RS: A lot of people have discovered that movie lately. I think it’s on Netflix or something, but I’ve been hearing a lot about that movie lately.

That was just a throwaway one day shoot. [Wayne’s World 2 writers] Bonnie and Terry Turner were great writers at SNL and we really were considered—Bob, Conan, Greg Daniels, and myself were collectively called the nerds. So they just couldn’t resist casting us.

That was a fun day, but I will say there’s one role that was the most fun I’ve ever experienced in show business, so I’ll just talk about that.

Getting to be on Curb Your Enthusiasm may be the most fun experience in my whole career. I got to play a mechanic who sponsored a softball team that Larry David was on and it was the year he did a season in New York. I auditioned for this role with an Israeli accent because the guy’s name was Yari. I got the call later, and they said “Yeah, Larry wants you to do it, but just do Triumph’s voice.”

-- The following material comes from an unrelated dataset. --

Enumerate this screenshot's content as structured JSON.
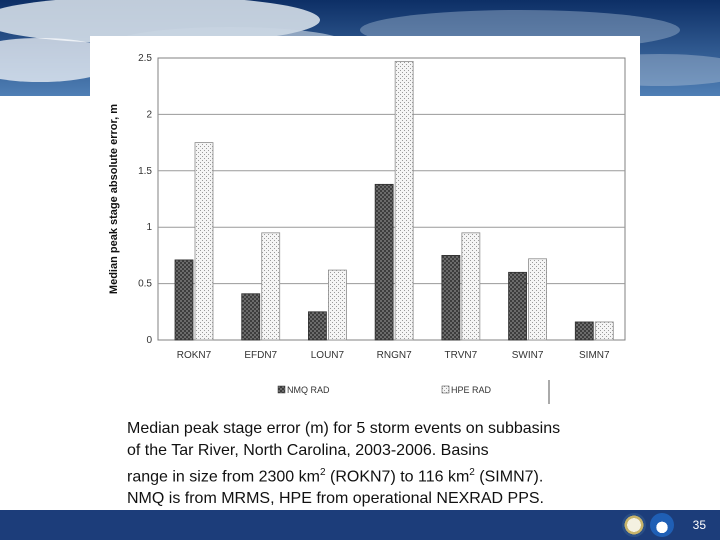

Then I show up and the premise was that the guy was supposed to be this overenthusiastic softball sponsor who pitches in the game, too, and then Larry screws up, because he lets a grounder go through his legs like Bill Buckner famously did against the Mets in 1986 when the Red Sox lost the World Series. So this guy goes bananas and then he doesn’t fix his car anymore. It’s that kind of thing.

But then when I got there, they asked me, “Would you mind giving the group a pep talk as your character?” The whole show is supposed to be improvising off a premise, but here I am being told this a half hour before we shot, and I just wanted to collect my thoughts about what this guy would say. But I got to do this incredibly vulgar speech. I asked Larry and the director, “Is it okay if I curse a little?” And they said “Yes, the more the better.”

You should Google that one. It was the most fun I’ve ever had, and Larry David paid me the best compliment ever by how much I was making him laugh. I loved Seinfeld so much, and making him laugh is just one of the highlights of my career.

It’s so crazy. I have done movies with Paul Thomas Anderson and Noah Baumbach. I was the counselor in Marriage Story, and that’s very interesting. Jesus Christ.